Faculty was told as well not to teach but not to be seen either. Classes were cancelled for the day. Out of 2,200 students, the college first reported that only 7 students actually attended the event (10 received invitations). A few days later the college upped the number in attendance to about 30, still less than 2% of the student population enrolled. The college offered the weak excuse that students were locked down for their own safety.
Some of us believe that the wrong party got locked up (or down).
At first brush, landing a president of the U.S. on campus seems like a public relations coup. But one who is racist, a white nationalist, xenophobic, and a pathological liar is another question.
First, let me be clear—any group that bestows upon the president any kind of “justice” award is not bi-partisan. What is just about the president making a mockery of lynching by declaring himself the victim of the same; flipping the bird at the U.S. House of Representatives by failing to provide witnesses and documents so this branch of government could carry out its constitutional and sworn to uphold duties; and committing an impeachable offense by asking the president of Ukraine to help dig up dirt on his chief rival for office, Joe Biden (or else military assistance appropriated by Congress would be withheld)?
Beyond the travesty of honoring the POTUS as a man of justice, and allowing him to exploit the optics of receiving an award at the venue of the black college honored last year as the HBCU of the year, was, seemingly, the lack of preparation on the part of Benedict College and the city of Columbia. The White House took over the event, restricting the guests list for the $40 a seat affair and bussing in Republicans from across the state so the president could have a friendly crowd.

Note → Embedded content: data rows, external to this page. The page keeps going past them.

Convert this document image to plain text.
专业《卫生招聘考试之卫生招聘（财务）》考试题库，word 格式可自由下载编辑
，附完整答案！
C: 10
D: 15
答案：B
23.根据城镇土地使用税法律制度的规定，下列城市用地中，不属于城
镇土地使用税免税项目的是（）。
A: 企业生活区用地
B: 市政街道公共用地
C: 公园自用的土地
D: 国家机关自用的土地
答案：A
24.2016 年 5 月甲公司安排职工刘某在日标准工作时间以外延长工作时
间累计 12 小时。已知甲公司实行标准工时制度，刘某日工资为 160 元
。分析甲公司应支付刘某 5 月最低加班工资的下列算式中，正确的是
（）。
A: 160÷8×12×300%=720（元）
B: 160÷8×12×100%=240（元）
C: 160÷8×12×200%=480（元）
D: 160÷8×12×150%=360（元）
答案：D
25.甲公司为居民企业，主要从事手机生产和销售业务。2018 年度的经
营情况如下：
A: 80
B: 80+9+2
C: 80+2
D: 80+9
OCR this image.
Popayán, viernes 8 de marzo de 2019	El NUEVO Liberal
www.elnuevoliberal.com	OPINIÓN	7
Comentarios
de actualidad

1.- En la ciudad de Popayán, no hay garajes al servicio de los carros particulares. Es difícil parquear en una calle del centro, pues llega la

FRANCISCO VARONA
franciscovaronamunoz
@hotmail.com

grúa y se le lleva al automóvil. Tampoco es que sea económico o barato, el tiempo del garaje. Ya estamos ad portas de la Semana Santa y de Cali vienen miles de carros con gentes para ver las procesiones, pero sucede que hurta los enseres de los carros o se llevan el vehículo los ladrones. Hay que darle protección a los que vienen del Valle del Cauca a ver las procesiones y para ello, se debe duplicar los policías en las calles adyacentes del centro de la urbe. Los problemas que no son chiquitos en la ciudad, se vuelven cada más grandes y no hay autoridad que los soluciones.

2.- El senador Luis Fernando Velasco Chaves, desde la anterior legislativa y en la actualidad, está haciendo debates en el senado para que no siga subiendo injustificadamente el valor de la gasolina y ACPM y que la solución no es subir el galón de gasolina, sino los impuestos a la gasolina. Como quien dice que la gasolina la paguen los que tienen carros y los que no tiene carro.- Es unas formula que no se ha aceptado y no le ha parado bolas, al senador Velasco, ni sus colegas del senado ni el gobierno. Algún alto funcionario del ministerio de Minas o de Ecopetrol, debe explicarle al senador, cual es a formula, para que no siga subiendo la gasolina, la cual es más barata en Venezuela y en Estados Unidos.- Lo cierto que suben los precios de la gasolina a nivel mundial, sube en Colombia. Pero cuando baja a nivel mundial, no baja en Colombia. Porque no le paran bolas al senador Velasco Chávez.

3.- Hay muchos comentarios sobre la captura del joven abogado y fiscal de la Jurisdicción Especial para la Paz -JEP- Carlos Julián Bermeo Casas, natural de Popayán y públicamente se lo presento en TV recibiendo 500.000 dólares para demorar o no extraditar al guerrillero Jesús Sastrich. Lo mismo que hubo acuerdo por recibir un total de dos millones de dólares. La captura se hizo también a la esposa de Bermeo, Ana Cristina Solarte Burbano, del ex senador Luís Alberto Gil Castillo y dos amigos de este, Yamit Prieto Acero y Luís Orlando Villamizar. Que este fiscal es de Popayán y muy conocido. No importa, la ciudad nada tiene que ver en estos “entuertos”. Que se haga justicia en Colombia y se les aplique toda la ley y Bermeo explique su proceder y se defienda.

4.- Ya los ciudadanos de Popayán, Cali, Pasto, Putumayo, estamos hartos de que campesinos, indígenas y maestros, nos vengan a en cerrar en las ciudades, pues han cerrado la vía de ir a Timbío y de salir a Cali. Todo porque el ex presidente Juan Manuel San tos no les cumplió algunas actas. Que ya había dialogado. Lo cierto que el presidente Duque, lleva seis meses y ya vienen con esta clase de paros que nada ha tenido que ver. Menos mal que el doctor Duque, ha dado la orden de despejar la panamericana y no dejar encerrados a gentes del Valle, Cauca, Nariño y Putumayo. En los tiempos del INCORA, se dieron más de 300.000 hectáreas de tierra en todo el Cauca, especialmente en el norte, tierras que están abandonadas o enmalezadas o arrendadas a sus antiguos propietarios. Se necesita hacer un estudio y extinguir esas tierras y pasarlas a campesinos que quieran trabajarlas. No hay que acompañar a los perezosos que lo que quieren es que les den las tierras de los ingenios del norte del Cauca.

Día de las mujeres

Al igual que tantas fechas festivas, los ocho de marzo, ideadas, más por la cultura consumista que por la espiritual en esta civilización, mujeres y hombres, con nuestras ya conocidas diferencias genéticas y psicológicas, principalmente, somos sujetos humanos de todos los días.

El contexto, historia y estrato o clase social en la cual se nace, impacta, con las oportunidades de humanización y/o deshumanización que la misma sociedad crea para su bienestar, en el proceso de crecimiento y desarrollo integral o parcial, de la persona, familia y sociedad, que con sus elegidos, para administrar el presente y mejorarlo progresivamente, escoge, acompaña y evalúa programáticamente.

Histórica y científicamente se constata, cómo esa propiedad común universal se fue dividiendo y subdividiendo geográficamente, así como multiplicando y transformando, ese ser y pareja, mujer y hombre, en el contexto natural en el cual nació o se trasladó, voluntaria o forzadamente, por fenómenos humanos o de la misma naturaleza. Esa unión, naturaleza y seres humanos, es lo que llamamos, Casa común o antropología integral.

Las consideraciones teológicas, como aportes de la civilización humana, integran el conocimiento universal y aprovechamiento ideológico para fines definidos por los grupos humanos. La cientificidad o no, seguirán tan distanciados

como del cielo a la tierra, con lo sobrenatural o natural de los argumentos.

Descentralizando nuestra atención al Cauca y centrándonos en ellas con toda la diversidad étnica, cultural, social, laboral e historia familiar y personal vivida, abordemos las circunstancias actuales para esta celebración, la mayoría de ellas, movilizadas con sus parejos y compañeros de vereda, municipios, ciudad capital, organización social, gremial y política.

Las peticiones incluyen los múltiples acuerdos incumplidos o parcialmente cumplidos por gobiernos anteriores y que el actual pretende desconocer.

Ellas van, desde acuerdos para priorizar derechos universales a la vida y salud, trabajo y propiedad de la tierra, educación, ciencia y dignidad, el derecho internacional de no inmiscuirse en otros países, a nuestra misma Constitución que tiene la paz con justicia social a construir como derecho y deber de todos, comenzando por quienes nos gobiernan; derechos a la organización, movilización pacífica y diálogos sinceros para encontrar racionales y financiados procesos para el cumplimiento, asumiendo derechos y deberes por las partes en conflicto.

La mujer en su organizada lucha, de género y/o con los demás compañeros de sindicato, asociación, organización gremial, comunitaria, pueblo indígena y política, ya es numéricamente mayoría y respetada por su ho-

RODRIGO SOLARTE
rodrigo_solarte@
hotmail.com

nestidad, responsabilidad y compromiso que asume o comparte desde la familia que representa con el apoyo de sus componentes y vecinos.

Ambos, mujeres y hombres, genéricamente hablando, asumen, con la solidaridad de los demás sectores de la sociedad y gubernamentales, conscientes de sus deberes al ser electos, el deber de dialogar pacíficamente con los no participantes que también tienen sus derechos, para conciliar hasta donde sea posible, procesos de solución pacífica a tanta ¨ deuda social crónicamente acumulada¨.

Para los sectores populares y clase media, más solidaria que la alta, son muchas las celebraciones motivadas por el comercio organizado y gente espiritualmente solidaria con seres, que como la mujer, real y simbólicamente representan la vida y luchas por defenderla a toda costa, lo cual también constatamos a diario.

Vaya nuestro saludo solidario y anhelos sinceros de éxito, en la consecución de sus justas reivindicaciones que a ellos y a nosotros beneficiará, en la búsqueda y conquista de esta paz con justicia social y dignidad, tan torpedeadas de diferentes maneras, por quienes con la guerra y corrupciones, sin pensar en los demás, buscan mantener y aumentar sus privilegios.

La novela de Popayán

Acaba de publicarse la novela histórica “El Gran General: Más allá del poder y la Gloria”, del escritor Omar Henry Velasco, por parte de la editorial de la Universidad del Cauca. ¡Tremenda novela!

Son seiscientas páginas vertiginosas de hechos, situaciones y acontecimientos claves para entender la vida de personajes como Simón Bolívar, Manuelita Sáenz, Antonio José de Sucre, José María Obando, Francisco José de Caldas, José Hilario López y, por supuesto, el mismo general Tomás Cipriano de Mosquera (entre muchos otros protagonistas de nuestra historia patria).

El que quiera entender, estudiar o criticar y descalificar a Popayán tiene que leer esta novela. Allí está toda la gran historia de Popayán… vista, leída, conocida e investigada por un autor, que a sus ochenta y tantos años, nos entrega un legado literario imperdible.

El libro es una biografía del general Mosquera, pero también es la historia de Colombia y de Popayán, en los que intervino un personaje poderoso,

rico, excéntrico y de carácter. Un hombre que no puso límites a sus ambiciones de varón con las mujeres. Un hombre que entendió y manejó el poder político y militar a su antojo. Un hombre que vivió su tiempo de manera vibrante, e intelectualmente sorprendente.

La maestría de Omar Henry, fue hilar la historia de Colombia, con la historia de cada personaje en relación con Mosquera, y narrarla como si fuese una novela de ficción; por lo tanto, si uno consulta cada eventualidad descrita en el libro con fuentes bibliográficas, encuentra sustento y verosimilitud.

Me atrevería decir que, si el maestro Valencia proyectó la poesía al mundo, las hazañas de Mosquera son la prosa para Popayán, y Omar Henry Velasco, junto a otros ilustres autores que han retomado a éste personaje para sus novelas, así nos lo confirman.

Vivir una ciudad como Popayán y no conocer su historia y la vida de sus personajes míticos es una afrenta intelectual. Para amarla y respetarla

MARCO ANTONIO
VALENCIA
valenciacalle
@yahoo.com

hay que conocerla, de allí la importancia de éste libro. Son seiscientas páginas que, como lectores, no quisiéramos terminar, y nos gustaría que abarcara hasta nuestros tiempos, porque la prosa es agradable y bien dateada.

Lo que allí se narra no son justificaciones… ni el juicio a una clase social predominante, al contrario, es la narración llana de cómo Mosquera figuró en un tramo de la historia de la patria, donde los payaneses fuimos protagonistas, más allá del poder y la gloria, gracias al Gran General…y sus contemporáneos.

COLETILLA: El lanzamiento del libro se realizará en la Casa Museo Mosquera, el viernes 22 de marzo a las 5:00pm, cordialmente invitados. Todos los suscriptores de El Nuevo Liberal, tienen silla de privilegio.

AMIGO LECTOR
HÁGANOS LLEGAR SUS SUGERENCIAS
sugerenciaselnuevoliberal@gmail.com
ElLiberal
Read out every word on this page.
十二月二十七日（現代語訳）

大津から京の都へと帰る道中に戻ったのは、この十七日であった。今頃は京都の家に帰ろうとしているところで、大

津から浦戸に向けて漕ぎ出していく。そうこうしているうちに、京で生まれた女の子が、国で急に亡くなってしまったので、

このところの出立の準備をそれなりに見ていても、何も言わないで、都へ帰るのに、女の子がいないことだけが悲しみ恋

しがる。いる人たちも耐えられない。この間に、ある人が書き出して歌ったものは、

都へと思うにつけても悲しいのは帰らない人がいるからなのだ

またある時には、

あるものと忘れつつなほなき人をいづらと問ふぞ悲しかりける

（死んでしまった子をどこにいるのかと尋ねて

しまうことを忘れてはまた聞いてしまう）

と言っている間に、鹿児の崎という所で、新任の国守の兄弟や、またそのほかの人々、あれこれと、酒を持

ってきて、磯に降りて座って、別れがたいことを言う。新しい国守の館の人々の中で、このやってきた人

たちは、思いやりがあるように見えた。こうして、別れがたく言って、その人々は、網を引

Further, Mayor Stephen Benjamin initially got rolled by the GOP, first by agreeing to serve as a co-sponsor of the event. Later he rebounded in a manner that may have salvaged the event by booting out the so-called Bipartisan Justice Center from sponsorship. Then he persuaded Sen. Kamala Harris to participate after she withdrew in protest of the president receiving the award in the first place. By then, much of the damage had already been done. Benedict College and the city had been used and shamed by the White House.
Presidents of HBCUs must be able to view real opportunities from political as well as financial lenses. They must carefully scrutinize invitations to determine what strings, if any, are attached. All that glitter is not gold. The ultimate solution is HBCUs need more philanthropy and higher levels of alumni giving from within the black community so they do not have to depend so much on external support.
But how many decades have black college presidents asked for this? Given that the black community is predicted to have zero wealth by 2053, and median wealth today for black college graduates is only $23,400, will this ever come to be? If HBCUs are worth saving (and they are), then the Black community must develop innovative and long-term funding strategies.
Also, HBCU leaders must understand the politics of higher education, particularly the need to have the skillset among its senior leadership to comprehend politics on the local, state and national levels. Benedict College President Roslyn Clark Artis should have thought deeper about the downside of turning her campus over to an outside group to execute such a high profile event. Making the wrong call could cost dearly in the long run in terms of negative publicity.
Both the mayor and the college had different reasons and interests for having a high profile political event in Columbia, SC. The mayor wanted to be courted as a king maker for Democratic candidates seeking the presidential nomination. Who knows, perhaps, he even has his sights on a vice president nomination (Elizabeth Warren, if you’re listening).
The college needed this event to serve as a living laboratory for student learning on politics and criminal justice reform. Higher education institutions exist to educate students, and all events on campus, when classes are in session, must have clear educational goals and benefits to all students.
Something went awry—badly awry. The wrong party got locked up (or down)!